DogsBlog.com
- Formation: January 2007
- Region served: United Kingdom
- Official language: English
- Leader: Kim Bruce Ryan O'Meara
- Parent organization: K9 Media Ltd
- Website: www.dogsblog.com

= DogsBlog.com =

UK dog rescue website

DogsBlog.com is a UK dog rescue website founded by Ryan O'Meara and Kim Bruce, and set up by K9 Media Ltd. It was launched in January 2007, and has since found new homes for over 21,000 dogs via the website which provides a free service for 212 different rescue shelters.

==Achievements==
Ben, an 8 year old Shih Tzu, was the 2,000th dog rehomed via the website in May 2008. 3,000 dogs were resettled in new homes by November 2008 with a success rate of 75%; for every 100 dogs listed on the website, 75 were rehomed. Also during this period it had seen a big growth in web traffic, with a 334.98% increase in visitor traffic during the year.

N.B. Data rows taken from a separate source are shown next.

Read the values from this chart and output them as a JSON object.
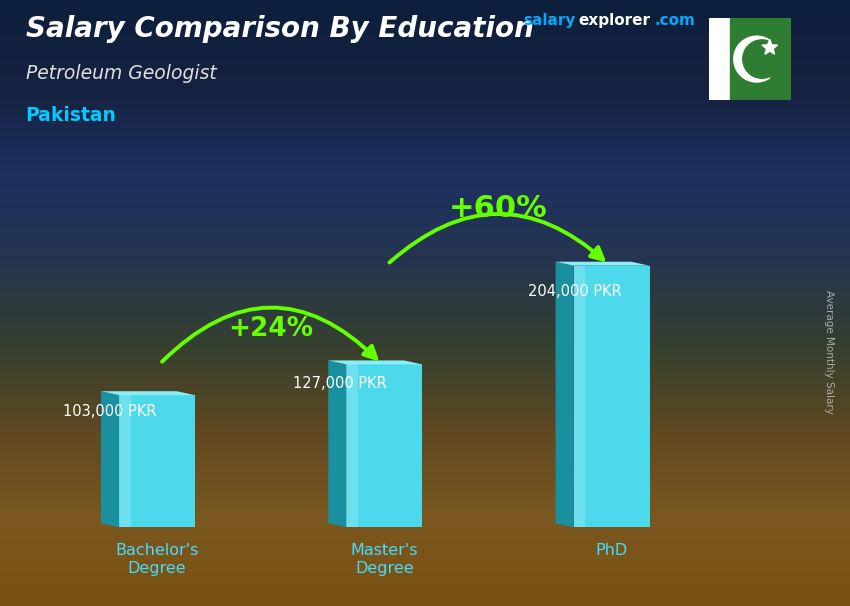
{
  "title_bold": "Salary Comparison By Education",
  "subtitle": "Petroleum Geologist",
  "location": "Pakistan",
  "watermark_salary": "salary",
  "watermark_explorer": "explorer",
  "watermark_com": ".com",
  "ylabel": "Average Monthly Salary",
  "categories": [
    "Bachelor's\nDegree",
    "Master's\nDegree",
    "PhD"
  ],
  "values": [
    103000,
    127000,
    204000
  ],
  "value_labels": [
    "103,000 PKR",
    "127,000 PKR",
    "204,000 PKR"
  ],
  "pct_labels": [
    "+24%",
    "+60%"
  ],
  "bar_face_color": "#4dd9ec",
  "bar_left_color": "#1a8fa0",
  "bar_top_color": "#88eef8",
  "arrow_color": "#66ff00",
  "title_color": "#ffffff",
  "subtitle_color": "#e0e0e0",
  "location_color": "#00ccff",
  "value_label_color": "#ffffff",
  "pct_label_color": "#66ff00",
  "watermark_salary_color": "#00aaff",
  "watermark_explorer_color": "#ffffff",
  "watermark_com_color": "#00aaff",
  "cat_label_color": "#44ddff",
  "ylabel_color": "#aaaaaa",
  "bg_top": "#0d1f3c",
  "bg_mid": "#1a2a50",
  "bg_bottom": "#7a5010",
  "ylim": [
    0,
    260000
  ],
  "bar_width": 0.5,
  "x_positions": [
    1.0,
    2.5,
    4.0
  ]
}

The 4,000 milestone was announced on 14 March 2009 with both the 4,000th and 4,001st dogs, named Charlie and Millie, two German Shepherd cross Collie puppies. It was also announced at the same time that since its foundation, DogsBlog.com had relieved the animal welfare industry in the UK of more than £9,490,000 of financial strain.

The 6,000th dog adopted via the website was Ruby, an English Bull Terrier cross Staffordshire Bull Terrier in August 2009. The website has worked with the national media in the United Kingdom to change the public opinion of dogs in rescue centres.

==Campaign ==
DogsBlog.com ran the UK's first National Dog Adoption Month in August 2008. Kim Bruce from DogsBlog.com said "The campaign aims to completely dispel the myth that rescue dogs need pity or sympathy or that dogs in shelters are somehow there due to problems in their makeup, physical or emotional." A 227% increase in dog adoptions was noted during the month.